Een bijzonder belangrijk luik in de gezinsondersteuning was het ’Kinderheil’, de babyzorg. Vooral via deze weg werden de migrantenvrouwen bereikt, of op het moment dat de sociaal assistente vanuit het bedrijf bij hen thuis kwam om één of ander probleem te bespreken. De sociale werkers begeleidden de migrantengezinnen bij hun onderwijs en hun huisvesting. Ze leerden Italiaans en later Turks om beter te kunnen communiceren. Niet elke mijn hanteerde echter dezelfde aanpak als hun niet-Belgische arbeiders.
Het intensievere sociale werk focuste zich aanvankelijk vooral op de eigen bevolking. Zo werden er aan de mijn externe organisaties opgericht zoals in de Genkse Zwartberg: KAV -1931, (V)KAJ - 1930). Figuren als Marie Romain en Jeanne Steegmans, tegelijk sociaal assistentes van de mijn, werden gevraagd om deze vormende vrijetijdsorganisaties te leiden. Migrantenvrouwen, -meisjes of -jongens waren aanvankelijk niet ’uitgenodigd’. Het zal pas de tweede generatie zijn die hieraan kan participeren.

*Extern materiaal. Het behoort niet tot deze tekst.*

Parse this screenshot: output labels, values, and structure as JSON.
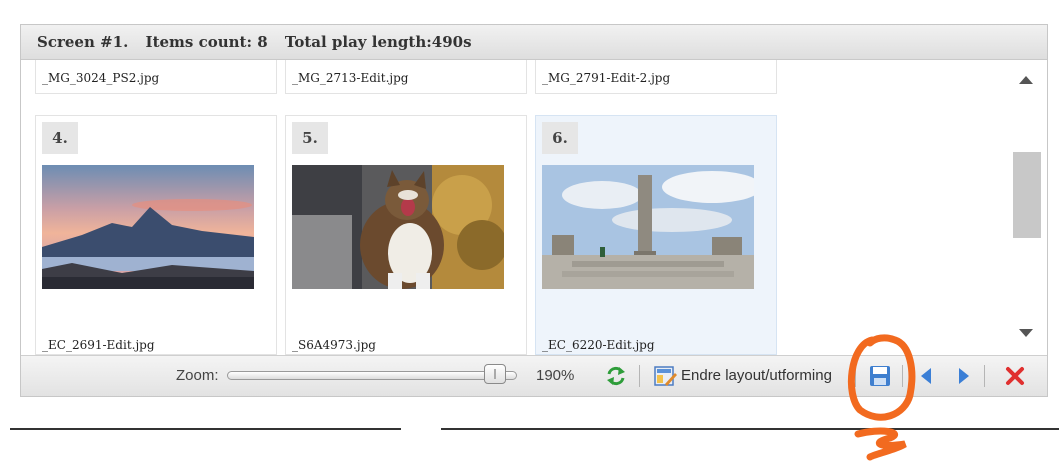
{
  "header": {
    "screen": "Screen #1.",
    "items_count": "Items count: 8",
    "play_length": "Total play length:490s"
  },
  "tiles_top": [
    {
      "filename": "_MG_3024_PS2.jpg"
    },
    {
      "filename": "_MG_2713-Edit.jpg"
    },
    {
      "filename": "_MG_2791-Edit-2.jpg"
    }
  ],
  "tiles": [
    {
      "number": "4.",
      "filename": "_EC_2691-Edit.jpg",
      "image": "mountain-sunset-photo"
    },
    {
      "number": "5.",
      "filename": "_S6A4973.jpg",
      "image": "cat-photo"
    },
    {
      "number": "6.",
      "filename": "_EC_6220-Edit.jpg",
      "image": "monolith-park-photo",
      "selected": true
    }
  ],
  "toolbar": {
    "zoom_label": "Zoom:",
    "zoom_value": "190%",
    "zoom_level_fraction": 0.93,
    "layout_label": "Endre layout/utforming"
  },
  "colors": {
    "annotation": "#f26a1f",
    "arrow_blue": "#3b7fd6",
    "close_red": "#e0302f",
    "refresh_green": "#2e9d3a"
  }
}
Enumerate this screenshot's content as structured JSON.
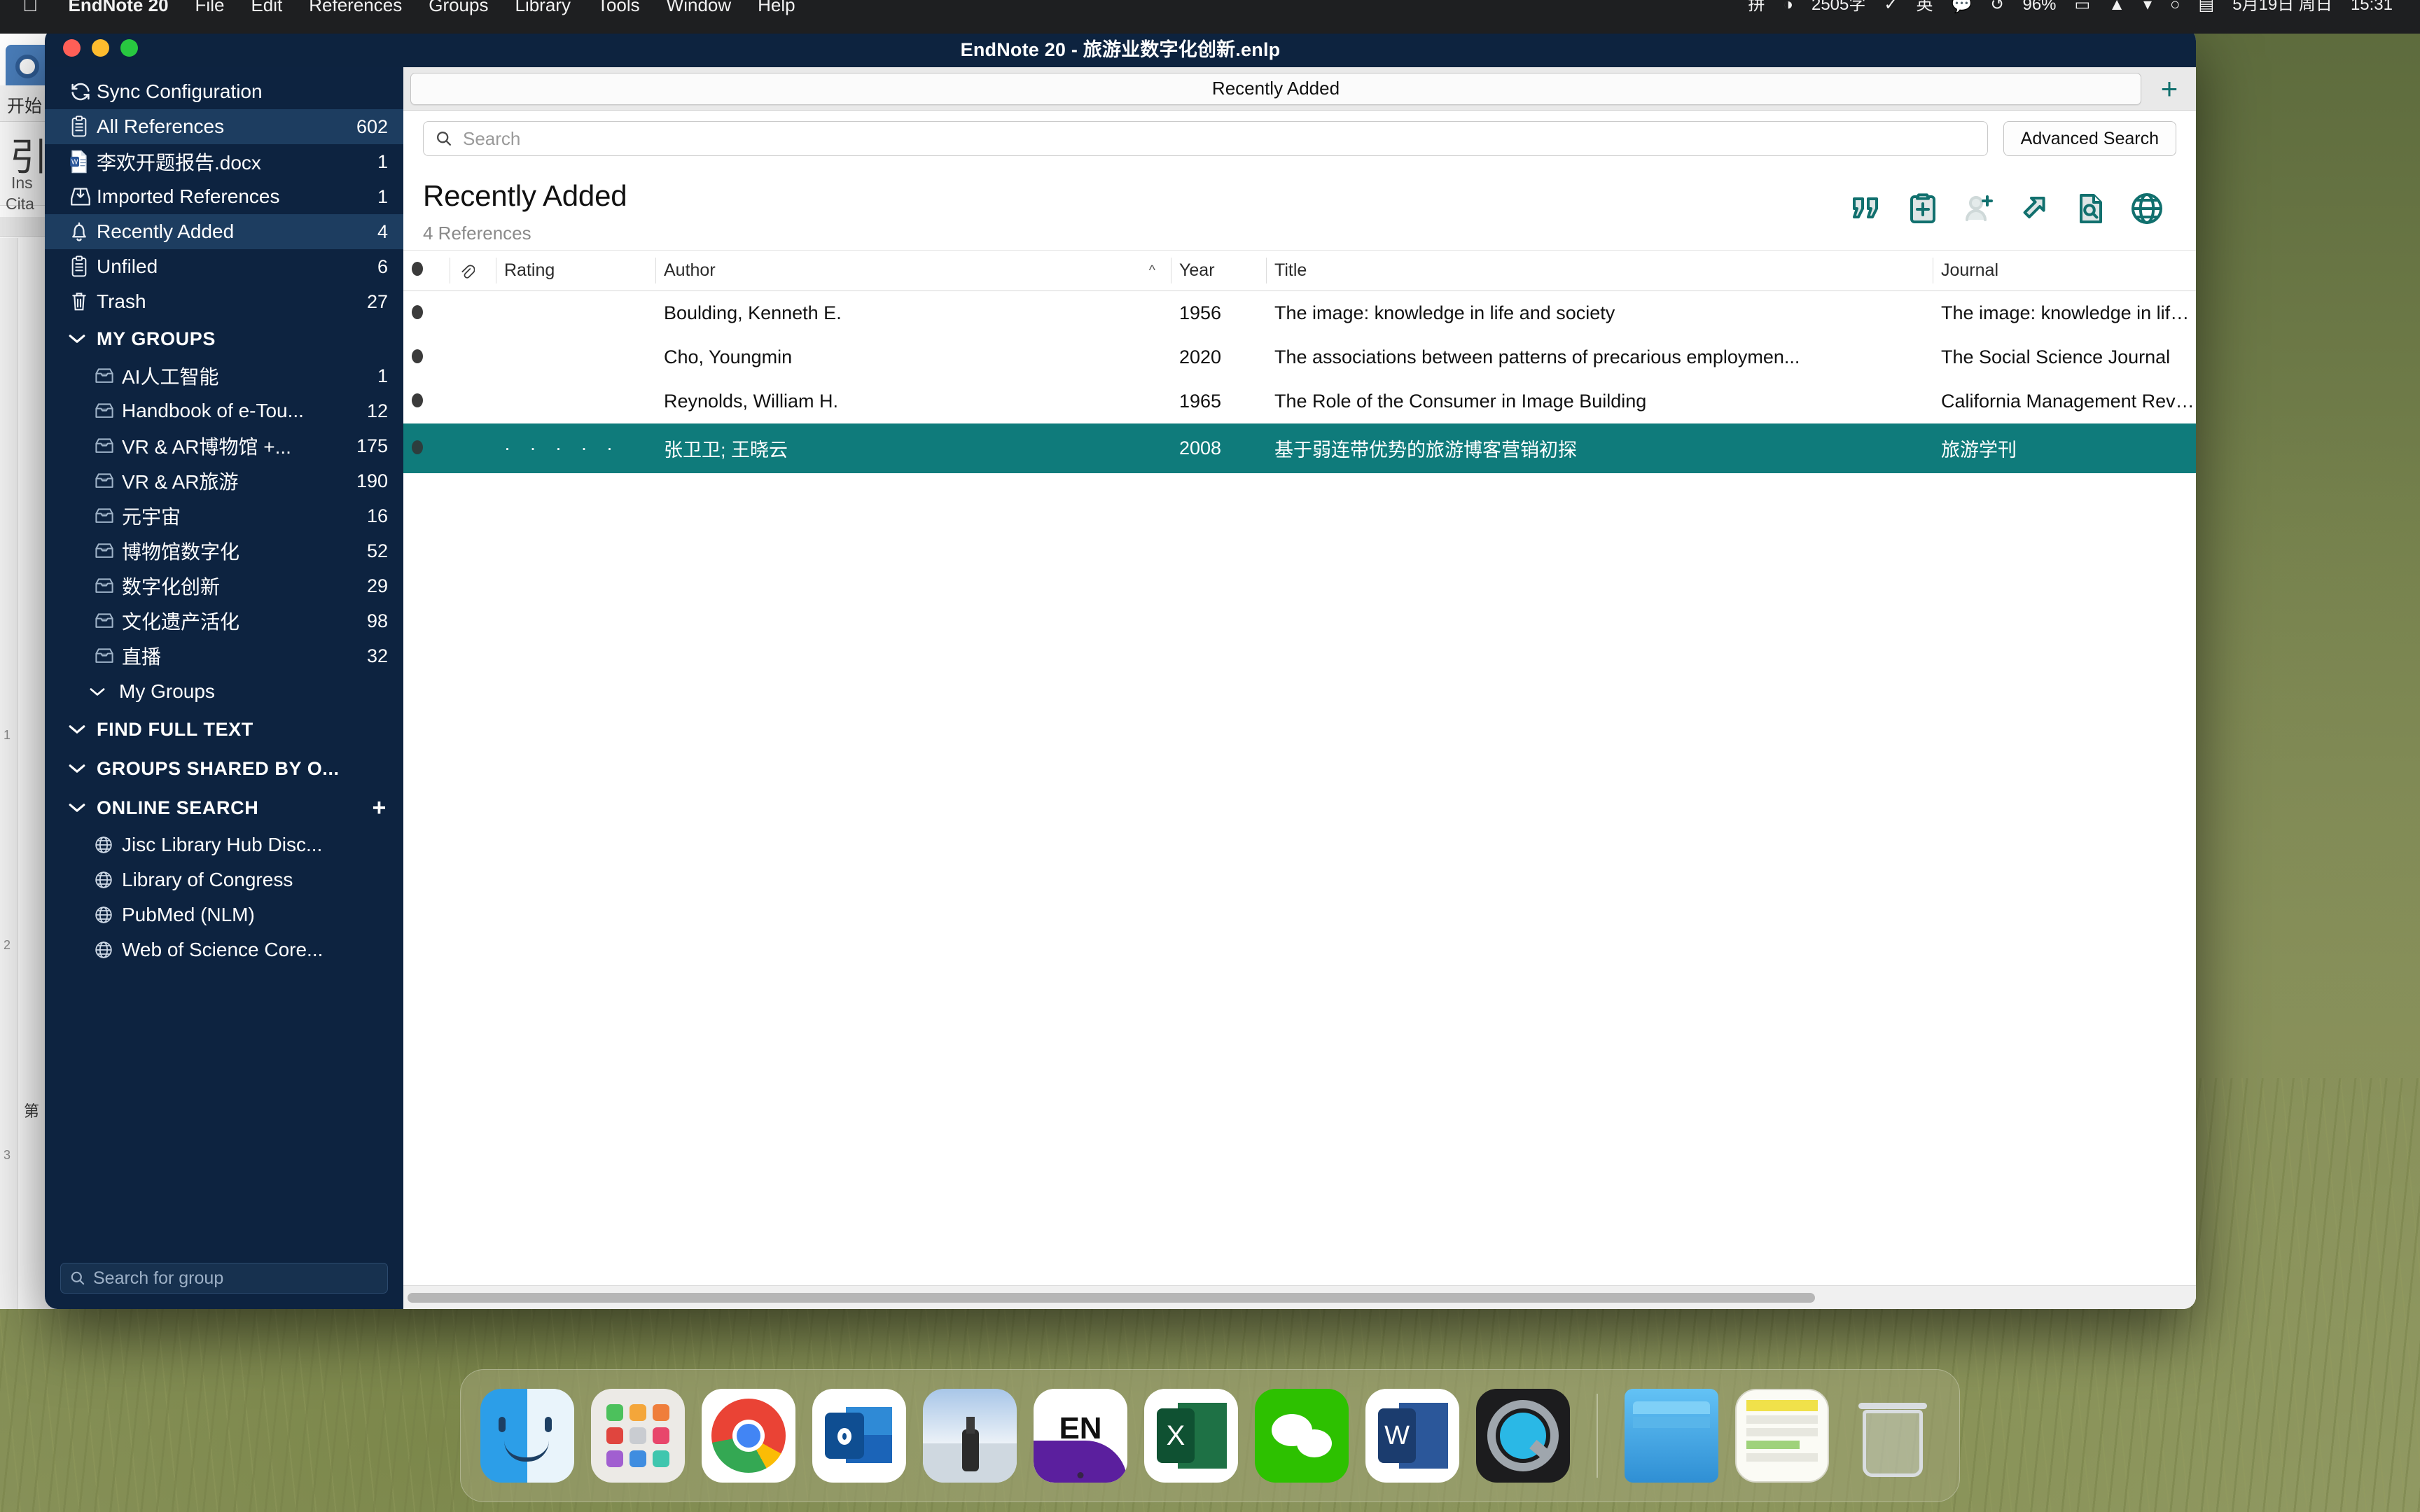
{
  "menubar": {
    "apple": "",
    "items": [
      {
        "label": "EndNote 20",
        "bold": true
      },
      {
        "label": "File",
        "bold": false
      },
      {
        "label": "Edit",
        "bold": false
      },
      {
        "label": "References",
        "bold": false
      },
      {
        "label": "Groups",
        "bold": false
      },
      {
        "label": "Library",
        "bold": false
      },
      {
        "label": "Tools",
        "bold": false
      },
      {
        "label": "Window",
        "bold": false
      },
      {
        "label": "Help",
        "bold": false
      }
    ],
    "status": [
      {
        "name": "input-source-icon",
        "glyph": "拼"
      },
      {
        "name": "shield-icon",
        "glyph": "◑"
      },
      {
        "name": "word-count-status",
        "glyph": "2505字"
      },
      {
        "name": "checkmark-circle-icon",
        "glyph": "✓"
      },
      {
        "name": "ime-chinese-icon",
        "glyph": "英"
      },
      {
        "name": "speech-bubble-icon",
        "glyph": "💬"
      },
      {
        "name": "refresh-icon",
        "glyph": "↺"
      },
      {
        "name": "battery-percent",
        "glyph": "96%"
      },
      {
        "name": "battery-icon",
        "glyph": "▭"
      },
      {
        "name": "dropbox-icon",
        "glyph": "▲"
      },
      {
        "name": "wifi-icon",
        "glyph": "▾"
      },
      {
        "name": "spotlight-search-icon",
        "glyph": "○"
      },
      {
        "name": "control-center-icon",
        "glyph": "▤"
      },
      {
        "name": "date-display",
        "glyph": "5月19日 周日"
      },
      {
        "name": "clock-display",
        "glyph": "15:31"
      }
    ]
  },
  "background_document": {
    "tab_label": "开始",
    "big_glyph": "引",
    "insert_line1": "Ins",
    "insert_line2": "Cita",
    "ruler_marks": [
      "1",
      "2",
      "3"
    ],
    "side_char": "第"
  },
  "window": {
    "title": "EndNote 20 - 旅游业数字化创新.enlp"
  },
  "sidebar": {
    "sync": {
      "label": "Sync Configuration",
      "icon": "sync-icon"
    },
    "library_items": [
      {
        "label": "All References",
        "count": "602",
        "icon": "clipboard-icon",
        "selected": true
      },
      {
        "label": "李欢开题报告.docx",
        "count": "1",
        "icon": "word-document-icon",
        "selected": false
      },
      {
        "label": "Imported References",
        "count": "1",
        "icon": "import-tray-icon",
        "selected": false
      },
      {
        "label": "Recently Added",
        "count": "4",
        "icon": "bell-icon",
        "selected": true
      },
      {
        "label": "Unfiled",
        "count": "6",
        "icon": "clipboard-icon",
        "selected": false
      },
      {
        "label": "Trash",
        "count": "27",
        "icon": "trash-icon",
        "selected": false
      }
    ],
    "my_groups_header": "MY GROUPS",
    "groups": [
      {
        "label": "AI人工智能",
        "count": "1"
      },
      {
        "label": "Handbook of e-Tou...",
        "count": "12"
      },
      {
        "label": "VR & AR博物馆 +...",
        "count": "175"
      },
      {
        "label": "VR & AR旅游",
        "count": "190"
      },
      {
        "label": "元宇宙",
        "count": "16"
      },
      {
        "label": "博物馆数字化",
        "count": "52"
      },
      {
        "label": "数字化创新",
        "count": "29"
      },
      {
        "label": "文化遗产活化",
        "count": "98"
      },
      {
        "label": "直播",
        "count": "32"
      }
    ],
    "my_groups_sub": "My Groups",
    "find_full_text_header": "FIND FULL TEXT",
    "groups_shared_header": "GROUPS SHARED BY O...",
    "online_search_header": "ONLINE SEARCH",
    "online_search_add": "+",
    "online_sources": [
      {
        "label": "Jisc Library Hub Disc..."
      },
      {
        "label": "Library of Congress"
      },
      {
        "label": "PubMed (NLM)"
      },
      {
        "label": "Web of Science Core..."
      }
    ],
    "group_search_placeholder": "Search for group"
  },
  "main": {
    "tab_label": "Recently Added",
    "tab_add": "+",
    "search_placeholder": "Search",
    "advanced_search_label": "Advanced Search",
    "list_title": "Recently Added",
    "list_count": "4 References",
    "toolbar_icons": [
      {
        "name": "insert-citation-icon"
      },
      {
        "name": "copy-to-clipboard-icon"
      },
      {
        "name": "add-person-icon"
      },
      {
        "name": "open-external-icon"
      },
      {
        "name": "find-full-text-icon"
      },
      {
        "name": "online-search-icon"
      }
    ],
    "columns": [
      {
        "key": "read",
        "label": ""
      },
      {
        "key": "attach",
        "label": ""
      },
      {
        "key": "rating",
        "label": "Rating"
      },
      {
        "key": "author",
        "label": "Author",
        "sorted": "asc"
      },
      {
        "key": "year",
        "label": "Year"
      },
      {
        "key": "title",
        "label": "Title"
      },
      {
        "key": "journal",
        "label": "Journal"
      }
    ],
    "rows": [
      {
        "rating": "",
        "author": "Boulding, Kenneth E.",
        "year": "1956",
        "title": "The image: knowledge in life and society",
        "journal": "The image: knowledge in life and society.",
        "selected": false
      },
      {
        "rating": "",
        "author": "Cho, Youngmin",
        "year": "2020",
        "title": "The associations between patterns of precarious employmen...",
        "journal": "The Social Science Journal",
        "selected": false
      },
      {
        "rating": "",
        "author": "Reynolds, William H.",
        "year": "1965",
        "title": "The Role of the Consumer in Image Building",
        "journal": "California Management Review",
        "selected": false
      },
      {
        "rating": "· · · · ·",
        "author": "张卫卫; 王晓云",
        "year": "2008",
        "title": "基于弱连带优势的旅游博客营销初探",
        "journal": "旅游学刊",
        "selected": true
      }
    ]
  },
  "dock": {
    "items": [
      {
        "name": "finder-icon",
        "label": "Finder"
      },
      {
        "name": "launchpad-icon",
        "label": "Launchpad"
      },
      {
        "name": "chrome-icon",
        "label": "Google Chrome"
      },
      {
        "name": "outlook-icon",
        "label": "Outlook"
      },
      {
        "name": "preview-icon",
        "label": "Preview"
      },
      {
        "name": "endnote-icon",
        "label": "EndNote"
      },
      {
        "name": "excel-icon",
        "label": "Excel"
      },
      {
        "name": "wechat-icon",
        "label": "WeChat"
      },
      {
        "name": "word-icon",
        "label": "Word"
      },
      {
        "name": "quicktime-icon",
        "label": "QuickTime"
      },
      {
        "name": "downloads-folder-icon",
        "label": "Downloads"
      },
      {
        "name": "document-stack-icon",
        "label": "Documents"
      },
      {
        "name": "trash-icon",
        "label": "Trash"
      }
    ]
  },
  "colors": {
    "sidebar_bg": "#0d2340",
    "sidebar_selected": "#1d3d60",
    "titlebar_bg": "#0d233f",
    "accent_teal": "#0f7b7b",
    "toolbar_icon": "#11706e"
  }
}
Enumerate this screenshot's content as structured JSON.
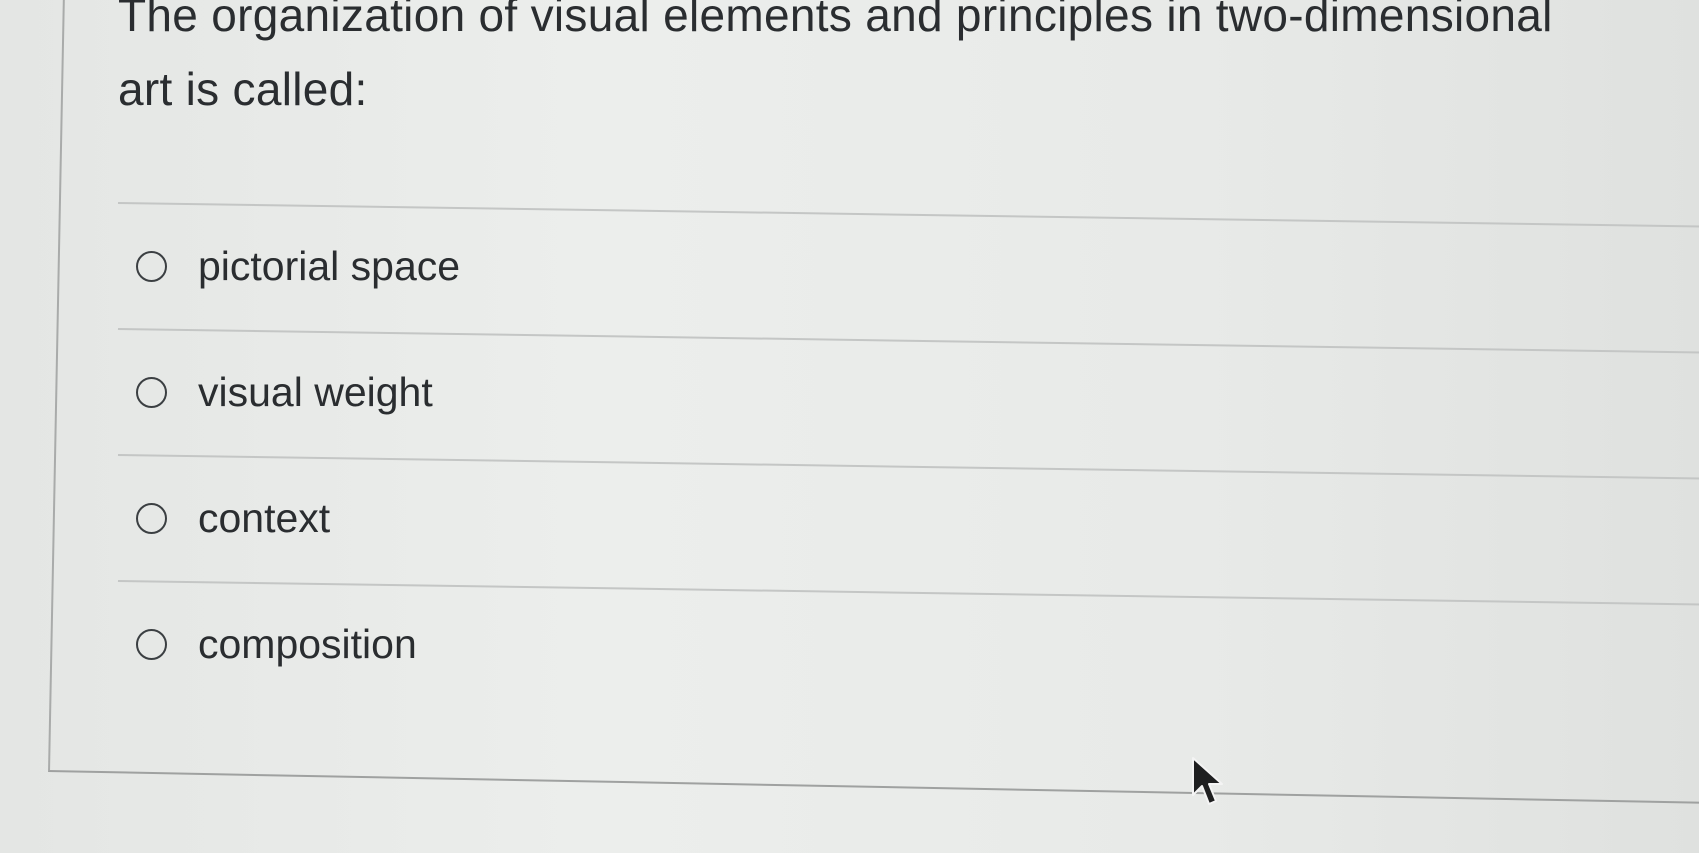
{
  "question": {
    "text": "The organization of visual elements and principles in two-dimensional art is called:"
  },
  "choices": [
    {
      "label": "pictorial space",
      "selected": false
    },
    {
      "label": "visual weight",
      "selected": false
    },
    {
      "label": "context",
      "selected": false
    },
    {
      "label": "composition",
      "selected": false
    }
  ],
  "icons": {
    "radio": "radio-button-icon",
    "cursor": "mouse-pointer-icon"
  },
  "colors": {
    "text": "#2a2d30",
    "radio_border": "#3b3f42",
    "divider": "#c4c6c5",
    "background": "#e9ebe9"
  }
}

Daarnaast bestaat er een soort missioneringspraktijk vanuit de (eigen) katholieke organisaties voor hun bevolkingsgroep.
De sociale werksters bleven een sturende rol spelen en hun status kreeg zelfs wat extra gewicht toen een dochter van één van de mijndirecteuren de opleiding volgde. In de jaren vijftig nam hun betrokkenheid op de problematiek van vreemde nieuwkomers toe.
Na de mijnsluitingen (1966) ging de intensieve vervlechting van het mijnbedrijf en de sociale ondersteuning over in parochiale omkadering. Van dan af aan oefent de mijn geen macht meer uit op de migrantenverenigingen.
Het zal tot de jaren zestig duren vooraleer er gerichte overheidsgelieerde interventies worden opgezet die de migratieproblemen op het oog hebben. Ondertussen blijven de eigen verenigingen een bepalende rol spelen in het externe leven van de vreemde mijnwerkers. Na 1946 lopen de Italianen voorop met de Associazioni Cristiane Lavoratori Italiani - de Italiaanse katholieke arbeidersorganisatie, al vanaf 1947 in samenwerking met het de christelijke vakbond). De organisatie zorgde, vanuit eigen barakken, voor bijstand, voor gezelligheid en sociaal-politieke en vorming. Aanvankelijk is het perspectief nog dat van de terugkeer naar land van herkomst.